If the manager is not found anywhere in the Exadata environment, it extracts the first node that the instance is configured to run on from the AGCTL configuration, and runs ggsci from that node. This allows the script to still show all of the components as stopped or abended, and their respective lags.”
Another thing to note is that if a GoldenGate instance relocates to a different node for some reason, instead of just getting an alert that the instance went down we would get that alert, followed by a clear alert once the GoldenGate objects (manager, extract, replicat, pump) are back up and running on a different node.
Once tested via the Metric Extension setup screens, the output looks like:
This strategy allows for one script to monitor multiple diagnostics for across GoldenGate instances configured to run in a large, highly available environment.”
It outputs the following information when run from a prompt.
Once the Metric Extension is deployed, its information is accessible in the “All Metrics” section for the Exadata Database Machine.

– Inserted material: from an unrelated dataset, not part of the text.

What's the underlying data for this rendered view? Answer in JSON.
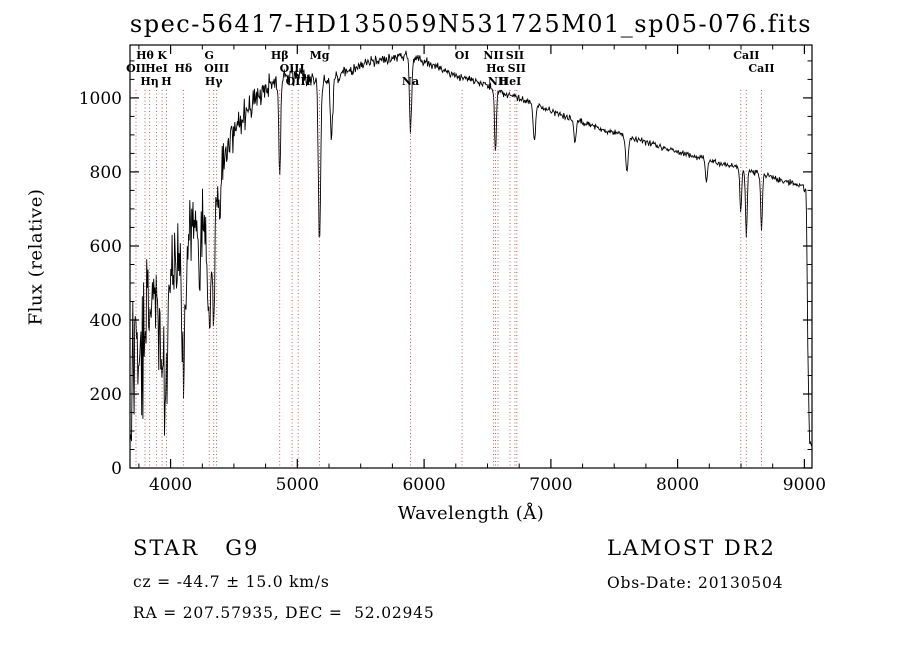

The point of this exercise was to solve a particular use-case where GoldenGate instances are configured as clusterware resources which can be restarted on different nodes each time. What I would like to see is, an implementation of this GoldenGate monitoring script in an implementation that doesn’t necessarily use XAG in a clustered environment.
Thanks again to Tucker for coming up with the idea to retrieve the information and it was fun to incorporate my original script into his version.